In accordance with the previous studies in ARDS [19], we found higher IL-6 in ALI/ARDS patients. Our results also corroborate with previous studies showing an IL-6 increase with respiratory severity in H1N1 influenza [14, 15, 17, 18]. Interestingly, the evolution of IL-6, IL-10 and activin A were different over time. Activin A, activin B and activin A/FS correlated with IL-6 only on day two.

The importance of measuring activin A and B in critically ill patients was illustrated by our previous study of patients in ICU with acute respiratory failure [36]. That study established that patients with both serum activin A and B above the normal range had the highest mortality levels. This outcome may be associated with the capacity of increased levels of activin A to cause apoptosis of hepatocytes and B lymphocytes and to cause the production of nitric oxide (reviewed in [37]). Further exploration of the capacity of soluble activin receptor blockers and follistatin as agents capable of regulating the bioactivity of the activins and their possible role in the treatment of such patients may be of value in the future.

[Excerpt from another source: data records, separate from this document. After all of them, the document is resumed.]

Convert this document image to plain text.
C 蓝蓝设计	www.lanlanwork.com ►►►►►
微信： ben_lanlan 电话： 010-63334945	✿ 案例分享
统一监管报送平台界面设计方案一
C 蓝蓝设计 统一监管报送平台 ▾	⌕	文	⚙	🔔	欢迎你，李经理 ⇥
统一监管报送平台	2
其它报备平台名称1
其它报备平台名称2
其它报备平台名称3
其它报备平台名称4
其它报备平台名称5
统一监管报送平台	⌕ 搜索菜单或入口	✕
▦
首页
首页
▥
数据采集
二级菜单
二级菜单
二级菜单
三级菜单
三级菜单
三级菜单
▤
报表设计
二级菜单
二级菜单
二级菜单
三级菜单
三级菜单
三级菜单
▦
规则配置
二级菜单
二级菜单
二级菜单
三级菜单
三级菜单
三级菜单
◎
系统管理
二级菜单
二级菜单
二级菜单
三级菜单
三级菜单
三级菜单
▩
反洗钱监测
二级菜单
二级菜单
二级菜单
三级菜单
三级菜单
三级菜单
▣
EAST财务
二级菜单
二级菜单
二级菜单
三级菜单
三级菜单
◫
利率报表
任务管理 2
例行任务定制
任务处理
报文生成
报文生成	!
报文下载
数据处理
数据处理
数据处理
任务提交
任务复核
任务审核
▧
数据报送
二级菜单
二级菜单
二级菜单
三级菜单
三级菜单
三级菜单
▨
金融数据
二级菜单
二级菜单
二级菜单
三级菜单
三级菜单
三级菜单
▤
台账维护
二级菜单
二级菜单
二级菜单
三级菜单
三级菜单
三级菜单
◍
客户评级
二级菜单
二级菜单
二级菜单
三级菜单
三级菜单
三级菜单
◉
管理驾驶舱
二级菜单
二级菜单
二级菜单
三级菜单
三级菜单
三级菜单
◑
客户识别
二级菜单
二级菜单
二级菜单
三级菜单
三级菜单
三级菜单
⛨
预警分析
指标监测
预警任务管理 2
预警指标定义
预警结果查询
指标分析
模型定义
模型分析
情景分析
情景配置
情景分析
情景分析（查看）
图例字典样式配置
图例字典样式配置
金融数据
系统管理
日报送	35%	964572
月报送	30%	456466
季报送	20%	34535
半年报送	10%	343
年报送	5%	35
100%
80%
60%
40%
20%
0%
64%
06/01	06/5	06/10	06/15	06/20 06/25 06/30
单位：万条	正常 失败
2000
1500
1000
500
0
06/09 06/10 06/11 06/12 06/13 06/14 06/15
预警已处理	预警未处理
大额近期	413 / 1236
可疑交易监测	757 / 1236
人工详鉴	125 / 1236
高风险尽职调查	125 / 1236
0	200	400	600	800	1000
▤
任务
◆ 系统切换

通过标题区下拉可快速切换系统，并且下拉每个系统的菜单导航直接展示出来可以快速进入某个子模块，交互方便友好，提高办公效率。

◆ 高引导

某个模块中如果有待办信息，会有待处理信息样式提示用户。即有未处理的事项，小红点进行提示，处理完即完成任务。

To our knowledge, this is the first study to report increased levels of activin A, activin B and FS, compared to normal range, and simultaneous IL-levels in severe H1N1 influenza. Regrettably, the inclusion of only critically ill patients prevented evaluation of potential association between these inflammatory markers and disease severity, which needs to be scrutinized in a larger population of critically ill patients.

Conclusions

This study establishes that in critically ill patients with severe H1N1 Influenza, the levels of activins A, B and follistatin are elevated in a significant proportion of patients. However, the magnitude of the increase did not correlate with the severity of the infection and the degree of respiratory failure.